Das Duett aus den 'Perlenfischern' vom 1. Dezember 1957 bekommt in dieser Darstellung Verdi-artige Dimensionen. Schüchter, Schock und Metternich meiden jede Sentimentalität. Der Eid bleibender Freundschaft auf Gedeih und Verderb zwischen den beiden Männern wird leidenschaftlich aufs neue bekräftigt. Selbstvertrauen und Optimismus bestimmen ihren weiteren Lebensweg. In diesem Geiste wird dirigiert und gesungen: das Tempo ist kräftig, der Ausdruck drastisch, und der Hörer beeindruckt.
Wahrscheinlich ist dieses Duett die erste Schock-Metternich-Stereoaufnahme. Anfangs kam es mono zusammen mit dem Duett aus 'Otello' auf einer kleinen Electrola-45-er Schallplatte vor und dann auf einer Electrola-25cm-LP mit den beiden Sängern unter Schüchter in Duetten von Verdi und (einmal) Bizet.
Im Laufe der Siebziger brachte Emi eine 3LP-Box mit dem Duet in stereo unter dem Titel 'Grosse Operngala' (137 EX 7 49449 1) aus. Im Jahre 1988 erschienen die Stereo-Perlenfischer auf CD ('Rudolf Schock-Opernarien'). Der erste Teil des Rezitativs fehlt aber, wodurch das ganze Duett zwei Minuten kürzer dauert. Im Jahre 2008 veröffentlichte Membran Music Ltd eine Rudolf Schock-10CD-Box, worin dieselbe gekürzte Version auftauchte.
März 1957 und Oktober 1968: ZWEI Studio-Aufnahmen von Nadirs Arie 'Je croix entendre encore'/'Hör' ich die Stimme im Traum') uit 'Les Pêcheurs de Perles' mit Rudolf Schock (Nadir) und dem dirigenten Wilhelm Schüchter (Aufnahme 1957 auf CD: Emi /Warner CZS 7 67183 2 und die 1968-Aufnahme auf LP: 79 785 KR)

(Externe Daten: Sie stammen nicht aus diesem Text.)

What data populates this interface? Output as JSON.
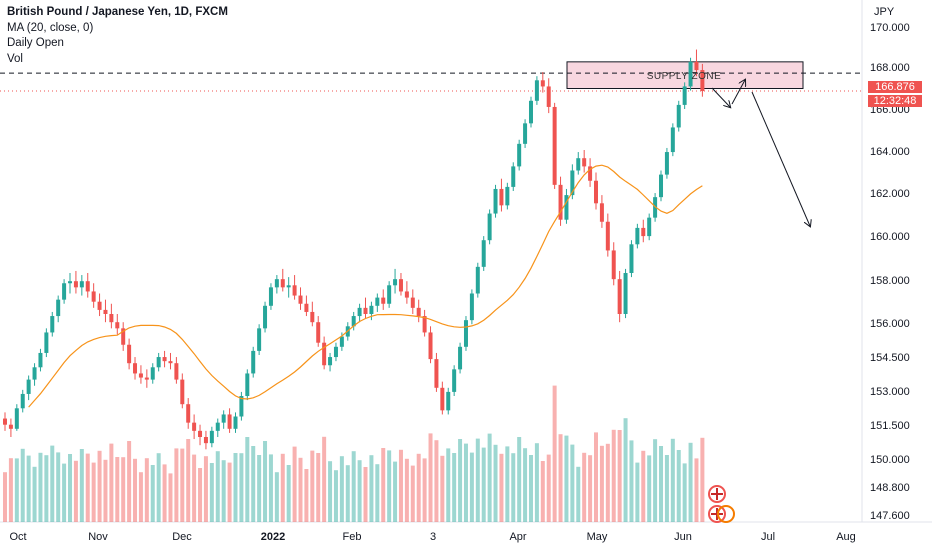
{
  "legend": {
    "title": "British Pound / Japanese Yen, 1D, FXCM",
    "ma": "MA (20, close, 0)",
    "daily_open": "Daily Open",
    "vol": "Vol"
  },
  "axis": {
    "currency": "JPY",
    "price_labels": [
      "170.000",
      "168.000",
      "164.000",
      "162.000",
      "160.000",
      "158.000",
      "156.000",
      "154.500",
      "153.000",
      "151.500",
      "150.000",
      "148.800",
      "147.600"
    ],
    "time_labels": [
      "Oct",
      "Nov",
      "Dec",
      "2022",
      "Feb",
      "3",
      "Apr",
      "May",
      "Jun",
      "Jul",
      "Aug"
    ]
  },
  "current_price": {
    "value": "166.876",
    "countdown": "12:32:48"
  },
  "annotation": {
    "supply_zone": "SUPPLY ZONE"
  },
  "colors": {
    "up": "#26a69a",
    "down": "#ef5350",
    "ma": "#f7931a",
    "zone": "#f8d7e0",
    "current": "#ef5350"
  },
  "chart_data": {
    "type": "candlestick",
    "symbol": "GBPJPY",
    "interval": "1D",
    "yaxis": {
      "ticks": [
        170.0,
        168.0,
        166.0,
        164.0,
        162.0,
        160.0,
        158.0,
        156.0,
        154.5,
        153.0,
        151.5,
        150.0,
        148.8,
        147.6
      ]
    },
    "xaxis": {
      "ticks": [
        "Oct",
        "Nov",
        "Dec",
        "2022",
        "Feb",
        "3",
        "Apr",
        "May",
        "Jun",
        "Jul",
        "Aug"
      ]
    },
    "ohlc": [
      [
        150.9,
        151.2,
        150.3,
        150.6
      ],
      [
        150.6,
        150.9,
        150.0,
        150.4
      ],
      [
        150.4,
        151.6,
        150.3,
        151.4
      ],
      [
        151.4,
        152.3,
        151.2,
        152.1
      ],
      [
        152.1,
        153.0,
        151.8,
        152.8
      ],
      [
        152.8,
        153.6,
        152.5,
        153.4
      ],
      [
        153.4,
        154.3,
        153.2,
        154.1
      ],
      [
        154.1,
        155.3,
        153.9,
        155.1
      ],
      [
        155.1,
        156.1,
        154.9,
        155.9
      ],
      [
        155.9,
        156.9,
        155.6,
        156.7
      ],
      [
        156.7,
        157.7,
        156.5,
        157.5
      ],
      [
        157.5,
        158.0,
        157.0,
        157.6
      ],
      [
        157.6,
        158.1,
        157.0,
        157.3
      ],
      [
        157.3,
        157.9,
        156.9,
        157.6
      ],
      [
        157.6,
        158.0,
        156.8,
        157.1
      ],
      [
        157.1,
        157.5,
        156.3,
        156.6
      ],
      [
        156.6,
        157.0,
        155.9,
        156.2
      ],
      [
        156.2,
        156.7,
        155.6,
        156.0
      ],
      [
        156.0,
        156.5,
        155.3,
        155.6
      ],
      [
        155.6,
        156.0,
        155.0,
        155.3
      ],
      [
        155.3,
        155.6,
        154.2,
        154.5
      ],
      [
        154.5,
        154.8,
        153.3,
        153.6
      ],
      [
        153.6,
        153.9,
        152.8,
        153.1
      ],
      [
        153.1,
        153.5,
        152.6,
        152.9
      ],
      [
        152.9,
        153.3,
        152.4,
        152.8
      ],
      [
        152.8,
        153.6,
        152.6,
        153.4
      ],
      [
        153.4,
        154.1,
        153.2,
        153.9
      ],
      [
        153.9,
        154.2,
        153.4,
        153.7
      ],
      [
        153.7,
        154.1,
        153.3,
        153.6
      ],
      [
        153.6,
        153.9,
        152.6,
        152.8
      ],
      [
        152.8,
        153.1,
        151.4,
        151.6
      ],
      [
        151.6,
        151.9,
        150.4,
        150.7
      ],
      [
        150.7,
        151.1,
        149.9,
        150.3
      ],
      [
        150.3,
        150.6,
        149.6,
        150.0
      ],
      [
        150.0,
        150.3,
        149.4,
        149.7
      ],
      [
        149.7,
        150.5,
        149.5,
        150.3
      ],
      [
        150.3,
        150.9,
        150.0,
        150.7
      ],
      [
        150.7,
        151.3,
        150.4,
        151.1
      ],
      [
        151.1,
        151.4,
        150.2,
        150.4
      ],
      [
        150.4,
        151.2,
        150.2,
        151.0
      ],
      [
        151.0,
        152.2,
        150.8,
        152.0
      ],
      [
        152.0,
        153.3,
        151.8,
        153.1
      ],
      [
        153.1,
        154.4,
        152.9,
        154.2
      ],
      [
        154.2,
        155.5,
        154.0,
        155.3
      ],
      [
        155.3,
        156.6,
        155.1,
        156.4
      ],
      [
        156.4,
        157.5,
        156.2,
        157.3
      ],
      [
        157.3,
        157.9,
        157.0,
        157.7
      ],
      [
        157.7,
        158.2,
        157.1,
        157.3
      ],
      [
        157.3,
        157.8,
        156.8,
        157.4
      ],
      [
        157.4,
        157.9,
        156.7,
        156.9
      ],
      [
        156.9,
        157.3,
        156.2,
        156.5
      ],
      [
        156.5,
        156.9,
        155.9,
        156.1
      ],
      [
        156.1,
        156.6,
        155.4,
        155.6
      ],
      [
        155.6,
        155.9,
        154.4,
        154.6
      ],
      [
        154.6,
        154.9,
        153.3,
        153.5
      ],
      [
        153.5,
        154.1,
        153.2,
        153.9
      ],
      [
        153.9,
        154.6,
        153.7,
        154.4
      ],
      [
        154.4,
        155.1,
        154.2,
        154.9
      ],
      [
        154.9,
        155.6,
        154.7,
        155.4
      ],
      [
        155.4,
        156.1,
        155.2,
        155.9
      ],
      [
        155.9,
        156.5,
        155.6,
        156.3
      ],
      [
        156.3,
        156.8,
        155.8,
        156.0
      ],
      [
        156.0,
        156.6,
        155.7,
        156.4
      ],
      [
        156.4,
        157.0,
        156.1,
        156.8
      ],
      [
        156.8,
        157.2,
        156.2,
        156.5
      ],
      [
        156.5,
        157.6,
        156.3,
        157.4
      ],
      [
        157.4,
        158.2,
        157.0,
        157.7
      ],
      [
        157.7,
        158.0,
        156.9,
        157.1
      ],
      [
        157.1,
        157.6,
        156.5,
        156.8
      ],
      [
        156.8,
        157.2,
        156.0,
        156.3
      ],
      [
        156.3,
        156.7,
        155.6,
        155.9
      ],
      [
        155.9,
        156.2,
        154.9,
        155.1
      ],
      [
        155.1,
        155.4,
        153.6,
        153.8
      ],
      [
        153.8,
        154.1,
        152.2,
        152.4
      ],
      [
        152.4,
        152.7,
        151.1,
        151.3
      ],
      [
        151.3,
        152.4,
        151.1,
        152.2
      ],
      [
        152.2,
        153.5,
        152.0,
        153.3
      ],
      [
        153.3,
        154.6,
        153.1,
        154.4
      ],
      [
        154.4,
        155.9,
        154.2,
        155.7
      ],
      [
        155.7,
        157.2,
        155.5,
        157.0
      ],
      [
        157.0,
        158.5,
        156.8,
        158.3
      ],
      [
        158.3,
        159.8,
        158.1,
        159.6
      ],
      [
        159.6,
        161.1,
        159.4,
        160.9
      ],
      [
        160.9,
        162.3,
        160.7,
        162.1
      ],
      [
        162.1,
        162.6,
        161.0,
        161.3
      ],
      [
        161.3,
        162.4,
        161.1,
        162.2
      ],
      [
        162.2,
        163.4,
        162.0,
        163.2
      ],
      [
        163.2,
        164.5,
        163.0,
        164.3
      ],
      [
        164.3,
        165.5,
        164.1,
        165.3
      ],
      [
        165.3,
        166.6,
        165.1,
        166.4
      ],
      [
        166.4,
        167.6,
        166.2,
        167.4
      ],
      [
        167.4,
        167.8,
        166.8,
        167.1
      ],
      [
        167.1,
        167.5,
        165.8,
        166.1
      ],
      [
        166.1,
        166.3,
        162.1,
        162.3
      ],
      [
        162.3,
        162.7,
        160.3,
        160.6
      ],
      [
        160.6,
        162.1,
        160.4,
        161.8
      ],
      [
        161.8,
        163.3,
        161.6,
        163.0
      ],
      [
        163.0,
        163.9,
        162.8,
        163.6
      ],
      [
        163.6,
        164.0,
        162.9,
        163.2
      ],
      [
        163.2,
        163.6,
        162.2,
        162.5
      ],
      [
        162.5,
        162.9,
        161.1,
        161.4
      ],
      [
        161.4,
        161.8,
        160.2,
        160.5
      ],
      [
        160.5,
        160.9,
        158.8,
        159.1
      ],
      [
        159.1,
        159.5,
        157.4,
        157.7
      ],
      [
        157.7,
        158.1,
        155.6,
        156.0
      ],
      [
        156.0,
        158.2,
        155.8,
        158.0
      ],
      [
        158.0,
        159.6,
        157.8,
        159.4
      ],
      [
        159.4,
        160.4,
        159.2,
        160.2
      ],
      [
        160.2,
        160.6,
        159.5,
        159.8
      ],
      [
        159.8,
        160.9,
        159.6,
        160.7
      ],
      [
        160.7,
        161.9,
        160.5,
        161.7
      ],
      [
        161.7,
        163.0,
        161.5,
        162.8
      ],
      [
        162.8,
        164.1,
        162.6,
        163.9
      ],
      [
        163.9,
        165.3,
        163.7,
        165.1
      ],
      [
        165.1,
        166.4,
        164.9,
        166.2
      ],
      [
        166.2,
        167.3,
        166.0,
        167.1
      ],
      [
        167.1,
        168.5,
        166.9,
        168.3
      ],
      [
        168.3,
        168.9,
        167.6,
        167.9
      ],
      [
        167.9,
        168.2,
        166.6,
        166.876
      ]
    ],
    "ma20_range": {
      "start": 151.0,
      "end": 162.4
    },
    "volume": {
      "note": "Volume histogram, bars coloured by candle direction"
    },
    "current_price": 166.876,
    "annotations": [
      {
        "type": "rectangle",
        "label": "SUPPLY ZONE",
        "price_from": 167.0,
        "price_to": 168.3
      },
      {
        "type": "horizontal_line",
        "style": "dashed",
        "price": 167.75
      },
      {
        "type": "projection_arrows",
        "path": [
          "168.3 -> 166.4",
          "166.4 -> 167.8",
          "167.8 -> 160.6"
        ]
      }
    ]
  }
}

Schock singt 1957 das Rezitativ der Arie, das auf die Erinnerung an die feierliche Freundschafts-Erklärung und den von ihm (Nadir) verursachten Eidbruch zurückgreift, mit genauer Aufmerksamkeit in bezug auf textuelle und musikalische Einzelheiten. Darauf folgt die lyrische Romanze, die Schock schmelzend singt. Er benutzt dabei gekonnt die Kopfstimme.
Elf Jahre später ist nicht zu überhören, dass Schocks Lyrik nicht mehr so unbehindert strömt wie im Jahre 1957. Dennoch zwingt seine 'Erzählung' nach wie vor Respekt ab. Nach meinem Geschmack ist Wilhelm Schüchters Tempo dieses Mal ziemlich schnell.
- Januar 1963 (LIVE) in München aufgenommen: Rezitativ und Arie 'Hör'ich die Stimme im Traum' aus 'Les Pêcheurs de Perles' mit Rudolf Schock (Nadir) und dem Dirigenten Horst Stein (Rundfunkaufnahme von 1996 zum 10. Todestag von Rudolf Schock. 2008 wurde das integrale Konzert vom Bayrischen Rundfunk wiederholt.)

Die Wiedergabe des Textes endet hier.